A lot of grid-based or network-based problems can also use broadcasting. For instance, if we want to compute the distance from the origin of points on a 10x10 grid, we can do:
x, y = np.arange(5), np.arange(5)[:, None]
distance = np.sqrt(x ** 2 + y ** 2)
distance
array([[0. , 1. , 2. , 3. , 4. ],
[1. , 1.41421356, 2.23606798, 3.16227766, 4.12310563],
[2. , 2.23606798, 2.82842712, 3.60555128, 4.47213595],
[3. , 3.16227766, 3.60555128, 4.24264069, 5. ],
[4. , 4.12310563, 4.47213595, 5. , 5.65685425]])
Or in color:
Array shape manipulation¶
Sometimes your arrays don’t have the right shape.

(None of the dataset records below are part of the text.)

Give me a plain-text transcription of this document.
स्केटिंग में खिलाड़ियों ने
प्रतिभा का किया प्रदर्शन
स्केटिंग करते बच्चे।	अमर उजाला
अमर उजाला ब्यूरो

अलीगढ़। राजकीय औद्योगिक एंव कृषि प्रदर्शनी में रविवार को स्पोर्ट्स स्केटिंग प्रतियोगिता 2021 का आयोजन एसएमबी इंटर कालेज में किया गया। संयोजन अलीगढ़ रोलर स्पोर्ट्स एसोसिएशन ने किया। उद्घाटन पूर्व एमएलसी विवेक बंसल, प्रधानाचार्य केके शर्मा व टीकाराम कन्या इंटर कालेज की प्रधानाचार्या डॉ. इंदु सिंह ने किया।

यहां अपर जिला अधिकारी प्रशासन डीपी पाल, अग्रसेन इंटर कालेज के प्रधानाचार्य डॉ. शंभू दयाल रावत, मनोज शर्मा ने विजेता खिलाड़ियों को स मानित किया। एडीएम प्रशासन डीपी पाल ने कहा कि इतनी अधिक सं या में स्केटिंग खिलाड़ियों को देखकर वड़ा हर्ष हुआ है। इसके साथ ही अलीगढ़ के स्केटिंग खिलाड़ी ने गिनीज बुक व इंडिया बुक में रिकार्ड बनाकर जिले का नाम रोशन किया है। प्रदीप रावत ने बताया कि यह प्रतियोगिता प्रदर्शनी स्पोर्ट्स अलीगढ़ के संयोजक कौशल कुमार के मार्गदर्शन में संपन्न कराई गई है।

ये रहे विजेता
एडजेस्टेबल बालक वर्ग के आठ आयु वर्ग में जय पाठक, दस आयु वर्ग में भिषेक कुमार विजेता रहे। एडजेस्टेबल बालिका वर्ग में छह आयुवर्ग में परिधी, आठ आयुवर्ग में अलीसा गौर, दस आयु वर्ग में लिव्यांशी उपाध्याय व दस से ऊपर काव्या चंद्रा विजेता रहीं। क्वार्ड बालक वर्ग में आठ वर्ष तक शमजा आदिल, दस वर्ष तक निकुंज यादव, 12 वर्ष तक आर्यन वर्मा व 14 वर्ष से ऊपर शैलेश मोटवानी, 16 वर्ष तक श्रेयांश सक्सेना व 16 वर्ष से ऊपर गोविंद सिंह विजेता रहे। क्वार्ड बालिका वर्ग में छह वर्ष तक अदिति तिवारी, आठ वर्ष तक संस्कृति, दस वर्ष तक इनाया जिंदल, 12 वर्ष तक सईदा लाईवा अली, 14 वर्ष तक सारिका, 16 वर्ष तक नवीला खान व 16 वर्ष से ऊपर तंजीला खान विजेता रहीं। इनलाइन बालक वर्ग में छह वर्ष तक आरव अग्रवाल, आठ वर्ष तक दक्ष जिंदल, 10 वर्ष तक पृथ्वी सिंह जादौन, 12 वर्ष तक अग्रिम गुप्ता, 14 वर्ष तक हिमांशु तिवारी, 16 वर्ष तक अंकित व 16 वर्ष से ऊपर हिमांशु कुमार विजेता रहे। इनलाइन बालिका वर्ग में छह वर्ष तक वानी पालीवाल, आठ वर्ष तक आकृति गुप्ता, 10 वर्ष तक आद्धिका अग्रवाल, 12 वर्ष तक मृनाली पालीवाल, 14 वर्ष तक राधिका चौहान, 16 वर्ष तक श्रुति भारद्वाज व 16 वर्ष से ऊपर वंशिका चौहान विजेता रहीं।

Also for this, NumPy has many solutions.
Flattening¶
a = np.array([[1, 2, 3], [4, 5, 6]])
a
array([[1, 2, 3],
[4, 5, 6]])
a.ravel()
array([1, 2, 3, 4, 5, 6])
a.T
array([[1, 4],
[2, 5],
[3, 6]])
a.T.ravel()
array([1, 4, 2, 5, 3, 6])
Higher dimensions: last dimensions ravel out “first”.
Reshaping¶
The inverse operation to flattening:
a = np.array([[1, 2, 3, 4], [5, 6, 7, 8], [9, 10, 11, 12]])
a
array([[ 1, 2, 3, 4],
[ 5, 6, 7, 8],
[ 9, 10, 11, 12]])
a.reshape(6, 2)
array([[ 1, 2],
[ 3, 4],
[ 5, 6],
[ 7, 8],
[ 9, 10],
[11, 12]])
Or,
a.reshape((6, -1)) # unspecified (-1) value is inferred
array([[ 1, 2],
[ 3, 4],
[ 5, 6],
[ 7, 8],
[ 9, 10],
[11, 12]])
Adding a dimension¶
Indexing with the np.newaxis
or None
object allows us to add an axis to an array (you have seen this already above in the broadcasting section):
z = np.array([1, 2, 3])
z
array([1, 2, 3])
z[:, np.newaxis]
array([[1],
[2],
[3]])
z[np.newaxis, :]
array([[1, 2, 3]])
Dimension shuffling¶
a = np.arange(4*3*2).reshape(4, 3, 2)
a
array([[[ 0, 1],
[ 2, 3],
[ 4, 5]],
[[ 6, 7],
[ 8, 9],
[10, 11]],
[[12, 13],
[14, 15],
[16, 17]],
[[18, 19],
[20, 21],
[22, 23]]])
a.shape
(4, 3, 2)
b = a.transpose(1, 2, 0)
b
array([[[ 0, 6, 12, 18],
[ 1, 7, 13, 19]],
[[ 2, 8, 14, 20],
[ 3, 9, 15, 21]],
[[ 4, 10, 16, 22],
[ 5, 11, 17, 23]]])
b.shape
(3, 2, 4)
Resizing¶
Size of an array can be changed with ndarray.resize
:
a = np.arange(4)
a.resize((8,))
a
array([0, 1, 2, 3, 0, 0, 0, 0])
Sorting data¶
Sorting along an axis:
a = np.array([[4, 3, 5], [1, 2, 1]])
b = np.sort(a, axis=1)
b
array([[3, 4, 5],
[1, 1, 2]])
Important: Note that the code above sorts each row separately!
In-place sort:
a.sort(axis=1)
a
array([[3, 4, 5],
[1, 1, 2]])
Sorting with fancy indexing:
a = np.array([4, 3, 1, 2])
j = np.argsort(a)
j
array([2, 3, 1, 0])
a[j]
array([1, 2, 3, 4])
Finding minima and maxima:
a = np.array([4, 3, 1, 2])
j_max = np.argmax(a)
j_min = np.argmin(a)
j_max, j_min
(0, 2)
npy
- NumPy’s own data format¶
NumPy has its own binary format, not portable but with efficient I/O:
data = np.ones((3, 3))
np.save('pop.npy', data)
data3 = np.load('pop.npy')
Summary - What do you need to know to get started?¶
Know how to create arrays :
array
,arange
,ones
,zeros
.Know the shape of the array with
array.shape
, then use slicing to obtain different views of the array:array[::2]
, etc. Adjust the shape of the array usingreshape
or flatten it withravel
.Obtain a subset of the elements of an array and/or modify their values with masks
a[a < 0] = 0
Know miscellaneous operations on arrays, such as finding the mean or max (
array.max()
,array.mean()
).For advanced use: master the indexing with arrays of integers, as well as broadcasting.